Science in Computing

            Computing has a dual heritage. It is partially grounded in mathematics and partially grounded on engineering, and there is still tension among the two divisions. The mathematical approach relies on a formalization of a problem, defining a hypothesis in that space, and finding a definite proof. A single counterexample will invalidate the result. Moving closer to realism often requires larger models. Expanding a model to account for additional variables will require new proof methods, and can easily exceed existing proof capabilities.

 

            The engineering objective is effective implementation. Engineers rarely deal with the unknown or absolutely infeasible. The space of solutions is typically quite large, being composed of several alternative designs are software architectures, each in a wide variety of module choices, sizes, and materials..  Searching the entire space for the best design is rarely affordable feasible and a much simpler model will be used for assessments.  The designs will be pruned to retain the most likely alternatives.  Many variables will be held fixed, as the choice of material. The performance of those designs will be evaluated over a limited range of requirements. The result will represent an optimum in the reduced space. Subsequently refinements will take place, but there is no assurance that a true, global optimum is reached.

 

In both divisions solutions are obtained by simplification of the real world.  The models reduce the world to create a manageable abstraction.  Scientific insight allows the modeler to manage the highest feasible extent of complexity.  The art is to incorporate the significant variables into the model.
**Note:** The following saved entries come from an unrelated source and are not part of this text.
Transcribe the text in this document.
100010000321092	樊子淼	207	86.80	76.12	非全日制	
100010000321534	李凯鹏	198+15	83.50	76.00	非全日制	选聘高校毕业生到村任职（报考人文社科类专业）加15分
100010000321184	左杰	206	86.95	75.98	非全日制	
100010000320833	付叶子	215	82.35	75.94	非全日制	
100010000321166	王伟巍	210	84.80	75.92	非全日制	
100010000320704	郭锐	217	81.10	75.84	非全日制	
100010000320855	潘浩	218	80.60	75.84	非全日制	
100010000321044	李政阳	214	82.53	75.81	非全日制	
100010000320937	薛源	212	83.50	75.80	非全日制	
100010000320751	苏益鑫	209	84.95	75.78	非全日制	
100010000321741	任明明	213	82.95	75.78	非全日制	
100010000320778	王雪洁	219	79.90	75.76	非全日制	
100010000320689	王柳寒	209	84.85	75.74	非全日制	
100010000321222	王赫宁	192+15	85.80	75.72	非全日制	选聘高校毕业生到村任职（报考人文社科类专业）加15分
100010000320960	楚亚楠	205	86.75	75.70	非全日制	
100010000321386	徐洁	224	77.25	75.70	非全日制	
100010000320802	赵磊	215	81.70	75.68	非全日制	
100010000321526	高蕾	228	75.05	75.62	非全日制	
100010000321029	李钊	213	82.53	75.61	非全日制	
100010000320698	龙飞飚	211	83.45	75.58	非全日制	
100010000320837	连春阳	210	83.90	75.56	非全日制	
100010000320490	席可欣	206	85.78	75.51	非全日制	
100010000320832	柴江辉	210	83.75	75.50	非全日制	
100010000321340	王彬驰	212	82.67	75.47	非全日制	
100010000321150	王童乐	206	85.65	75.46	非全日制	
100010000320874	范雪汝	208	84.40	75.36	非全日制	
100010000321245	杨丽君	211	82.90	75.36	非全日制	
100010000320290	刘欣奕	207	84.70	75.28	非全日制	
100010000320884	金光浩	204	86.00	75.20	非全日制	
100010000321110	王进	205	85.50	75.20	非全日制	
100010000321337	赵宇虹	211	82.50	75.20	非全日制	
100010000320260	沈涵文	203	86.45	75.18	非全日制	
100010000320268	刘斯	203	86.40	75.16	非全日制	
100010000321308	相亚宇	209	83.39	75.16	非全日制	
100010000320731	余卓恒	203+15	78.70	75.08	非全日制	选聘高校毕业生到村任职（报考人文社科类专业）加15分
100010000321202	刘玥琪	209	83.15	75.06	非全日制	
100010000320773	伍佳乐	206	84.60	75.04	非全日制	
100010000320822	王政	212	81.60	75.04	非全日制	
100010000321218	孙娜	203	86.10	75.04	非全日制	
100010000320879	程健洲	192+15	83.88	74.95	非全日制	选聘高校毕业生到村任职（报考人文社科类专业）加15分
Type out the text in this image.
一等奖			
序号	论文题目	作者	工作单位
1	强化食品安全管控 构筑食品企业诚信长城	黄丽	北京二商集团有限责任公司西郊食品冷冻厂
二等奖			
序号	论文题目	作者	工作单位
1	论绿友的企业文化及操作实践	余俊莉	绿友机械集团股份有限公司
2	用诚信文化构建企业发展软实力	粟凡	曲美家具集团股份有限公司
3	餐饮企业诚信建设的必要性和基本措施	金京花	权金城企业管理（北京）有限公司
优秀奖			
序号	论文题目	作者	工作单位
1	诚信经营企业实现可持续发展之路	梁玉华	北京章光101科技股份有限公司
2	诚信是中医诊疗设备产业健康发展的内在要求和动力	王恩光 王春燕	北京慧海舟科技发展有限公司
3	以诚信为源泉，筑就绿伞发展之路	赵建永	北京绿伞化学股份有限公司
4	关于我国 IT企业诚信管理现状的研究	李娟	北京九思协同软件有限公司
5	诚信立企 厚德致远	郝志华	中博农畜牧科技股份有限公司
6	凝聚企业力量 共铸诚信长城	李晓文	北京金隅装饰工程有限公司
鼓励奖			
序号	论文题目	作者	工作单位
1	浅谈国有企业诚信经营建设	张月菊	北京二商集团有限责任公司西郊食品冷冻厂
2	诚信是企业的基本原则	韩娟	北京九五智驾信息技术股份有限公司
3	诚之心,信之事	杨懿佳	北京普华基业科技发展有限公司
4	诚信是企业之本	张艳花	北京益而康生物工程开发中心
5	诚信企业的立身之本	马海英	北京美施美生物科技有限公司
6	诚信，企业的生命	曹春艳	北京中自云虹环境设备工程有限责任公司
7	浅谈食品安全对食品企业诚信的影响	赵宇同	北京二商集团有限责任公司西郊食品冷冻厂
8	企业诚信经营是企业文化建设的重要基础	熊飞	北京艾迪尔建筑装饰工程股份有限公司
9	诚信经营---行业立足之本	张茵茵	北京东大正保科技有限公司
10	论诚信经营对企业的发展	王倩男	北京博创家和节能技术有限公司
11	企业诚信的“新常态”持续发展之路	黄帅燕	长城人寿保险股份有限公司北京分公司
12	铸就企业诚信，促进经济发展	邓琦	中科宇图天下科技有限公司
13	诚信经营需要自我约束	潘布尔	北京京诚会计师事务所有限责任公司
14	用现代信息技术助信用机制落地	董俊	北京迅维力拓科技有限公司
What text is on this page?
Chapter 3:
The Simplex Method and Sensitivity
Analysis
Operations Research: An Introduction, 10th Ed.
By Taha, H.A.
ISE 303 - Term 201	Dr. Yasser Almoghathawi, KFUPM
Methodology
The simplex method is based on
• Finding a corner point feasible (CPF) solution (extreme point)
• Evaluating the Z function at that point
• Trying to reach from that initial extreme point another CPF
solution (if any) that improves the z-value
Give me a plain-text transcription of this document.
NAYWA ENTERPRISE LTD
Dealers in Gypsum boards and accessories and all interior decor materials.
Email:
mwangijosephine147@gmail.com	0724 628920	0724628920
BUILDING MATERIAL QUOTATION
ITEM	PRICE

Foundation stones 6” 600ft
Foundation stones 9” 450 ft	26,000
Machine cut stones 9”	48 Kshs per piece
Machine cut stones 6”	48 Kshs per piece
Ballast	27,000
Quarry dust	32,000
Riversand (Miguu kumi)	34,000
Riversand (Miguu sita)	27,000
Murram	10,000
Measurement of complexity (the bigOh notation) is a fundamental concept. Progress is measured quantitatively: the number of factors that can be extracted from a large data collection, the number of words that a speech recognition program can handle, the number of diagnoses that a series of clinical tests can deconvolute, the number of relevant items obtained by a web query, the cost, span, and capacity of a bridge.

 

The Negative Effects

          A computational success will be seen in medical setting as a typical example, and failing to handle the next level case is disappointing to the medical establishment. A clinical success will not be seen as proof of a general approach by mathematically oriented scientists. Repeating experiments over different populations is essential in biology to gain confidence in statistical results and allow generalization, repeating a mathematical proof is only done when a prior result is suspicious.

 

More generally, expectations of what colleagues from the other domain can achieve, and how well their experience can substantiate an opinion will be unfulfilled when viewed within an inappropriate scientific paradigm.  A biologist often sees the computer scientist only as a craftsman supplying programs of limited scope. The computer scientists sees the biologist as a provider of dirty and unreliable data.

 

Complaining to ones close colleagues about the apparent poor services and science practiced outside further reinforces xenophobic arrogance.  When the other parties sense such arrogance the trust needed achieve scientific collaboration is no longer available. 

 

Advice

When dealing with groups that use other fundamental paradigms, one must realize that more is required than just learning a new vocabulary.  The analytic models will differ as well. Accepting that the scientific paradigm differs, and that there is a valid reason for the difference is a good start when trying to collaborate with researchers outside of ones own domain.

 

Postlogue

            As a computer scientist I am tempted to generalize these notions to other domains, as interacting political groupings, religions, races, nation-states.  Wearing my other hat, I will refrain from doing such an extrapolation without first being able to gain substantial experience in those interactions.  Time will not allow me to get there.